The Mansour Killing Raises as Many Questions as Answers in Afghanistan

The Mansour Killing Raises as Many Questions as Answers in Afghanistan
This photo purports to show volunteers standing near the wreckage of the destroyed vehicle in which Mullah Akhtar Mansour was allegedly traveling, Baluchistan, Pakistan, May 21, 2016 (AP photo by Abdul Malik).

Last weekend, a U.S. military drone killed Akhtar Mohammad Mansour, the leader of the Afghan Taliban, as he drove home from Iran to Pakistan’s Baluchistan province. This was a bold action, marking the first time an American drone strike had been ordered in the Taliban’s home base, rather than in Pakistan’s tribal areas that border Afghanistan. It may not signal yet another new U.S. strategy for the war in Afghanistan, but it is a significant tactical and political shift, recognition that as the Obama administration winds down, trends in the country are not good.
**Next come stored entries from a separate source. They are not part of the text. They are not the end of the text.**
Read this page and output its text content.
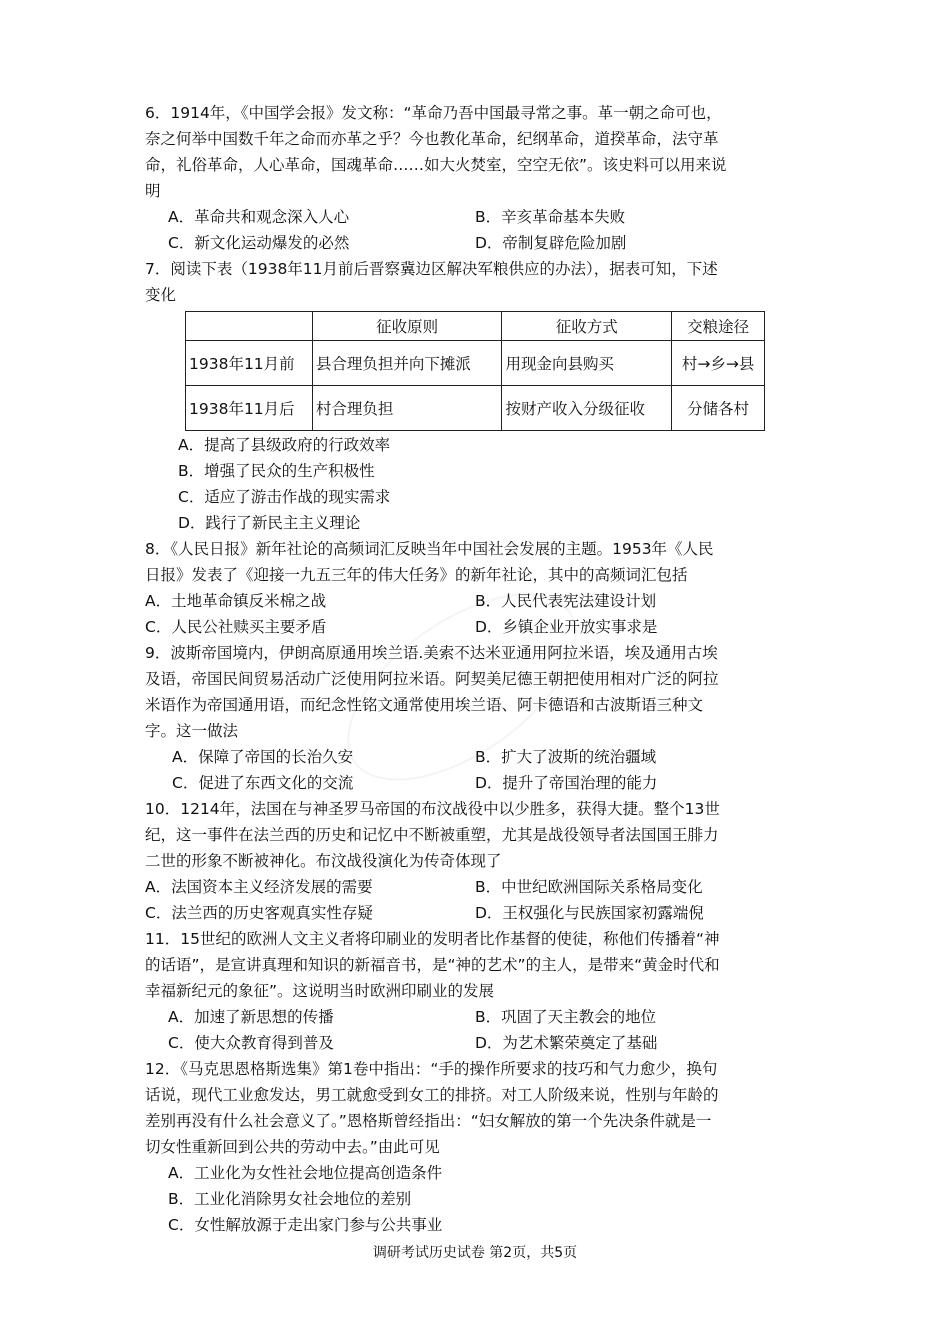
6．1914年，《中国学会报》发文称：“革命乃吾中国最寻常之事。革一朝之命可也，
奈之何举中国数千年之命而亦革之乎？今也教化革命，纪纲革命，道揆革命，法守革
命，礼俗革命，人心革命，国魂革命……如大火焚室，空空无依”。该史料可以用来说
明
A．革命共和观念深入人心	B．辛亥革命基本失败
C．新文化运动爆发的必然	D．帝制复辟危险加剧
7．阅读下表（1938年11月前后晋察冀边区解决军粮供应的办法），据表可知，下述
变化
	征收原则	征收方式	交粮途径
1938年11月前	县合理负担并向下摊派	用现金向县购买	村→乡→县
1938年11月后	村合理负担	按财产收入分级征收	分储各村
A．提高了县级政府的行政效率
B．增强了民众的生产积极性
C．适应了游击作战的现实需求
D．践行了新民主主义理论
8．《人民日报》新年社论的高频词汇反映当年中国社会发展的主题。1953年《人民
日报》发表了《迎接一九五三年的伟大任务》的新年社论，其中的高频词汇包括
A．土地革命镇反米棉之战	B．人民代表宪法建设计划
C．人民公社赎买主要矛盾	D．乡镇企业开放实事求是
9．波斯帝国境内，伊朗高原通用埃兰语.美索不达米亚通用阿拉米语，埃及通用古埃
及语，帝国民间贸易活动广泛使用阿拉米语。阿契美尼德王朝把使用相对广泛的阿拉
米语作为帝国通用语，而纪念性铭文通常使用埃兰语、阿卡德语和古波斯语三种文
字。这一做法
A．保障了帝国的长治久安	B．扩大了波斯的统治疆域
C．促进了东西文化的交流	D．提升了帝国治理的能力
10．1214年，法国在与神圣罗马帝国的布汶战役中以少胜多，获得大捷。整个13世
纪，这一事件在法兰西的历史和记忆中不断被重塑，尤其是战役领导者法国国王腓力
二世的形象不断被神化。布汶战役演化为传奇体现了
A．法国资本主义经济发展的需要	B．中世纪欧洲国际关系格局变化
C．法兰西的历史客观真实性存疑	D．王权强化与民族国家初露端倪
11．15世纪的欧洲人文主义者将印刷业的发明者比作基督的使徒，称他们传播着“神
的话语”，是宣讲真理和知识的新福音书，是“神的艺术”的主人，是带来“黄金时代和
幸福新纪元的象征”。这说明当时欧洲印刷业的发展
A．加速了新思想的传播	B．巩固了天主教会的地位
C．使大众教育得到普及	D．为艺术繁荣奠定了基础
12．《马克思恩格斯选集》第1卷中指出：“手的操作所要求的技巧和气力愈少，换句
话说，现代工业愈发达，男工就愈受到女工的排挤。对工人阶级来说，性别与年龄的
差别再没有什么社会意义了。”恩格斯曾经指出：“妇女解放的第一个先决条件就是一
切女性重新回到公共的劳动中去。”由此可见
A．工业化为女性社会地位提高创造条件
B．工业化消除男女社会地位的差别
C．女性解放源于走出家门参与公共事业
调研考试历史试卷 第2页，共5页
As Dan De Luce and John Hudson wrote in Foreign Policy, a frustrated President Barack Obama “rolled the dice.”

No one thinks that killing Mansour will defeat the Taliban, but it might alter the trajectory of the conflict at least a bit. The peace talks between the Taliban and the Afghan government, which the Obama administration considered vital for American extrication from the conflict, were going nowhere. While Mansour seems to have supported negotiations at one point, he had become, as U.S. Secretary of State John Kerry put it, a “threat to that effort.” Killing him won’t automatically resuscitate the negotiations, but it might degrade the Taliban’s cohesion and exacerbate its internal struggles. If the group won’t negotiate, it can be weakened and punished more than it already is.

In the broad sense, killing Mansour was a good way to send a message. To the extremists themselves, the drone strike showed that even while the United States continues to withdraw troops from Afghanistan and avoid direct combat, it has an escalation capability. The leaders of both the Taliban and the other violent extremists that Pakistan hosts now know that they cannot count on living, traveling and meeting in safety. This won’t make them give up, but it might make it harder for them to plan attacks, communicate with their followers, and recruit new members.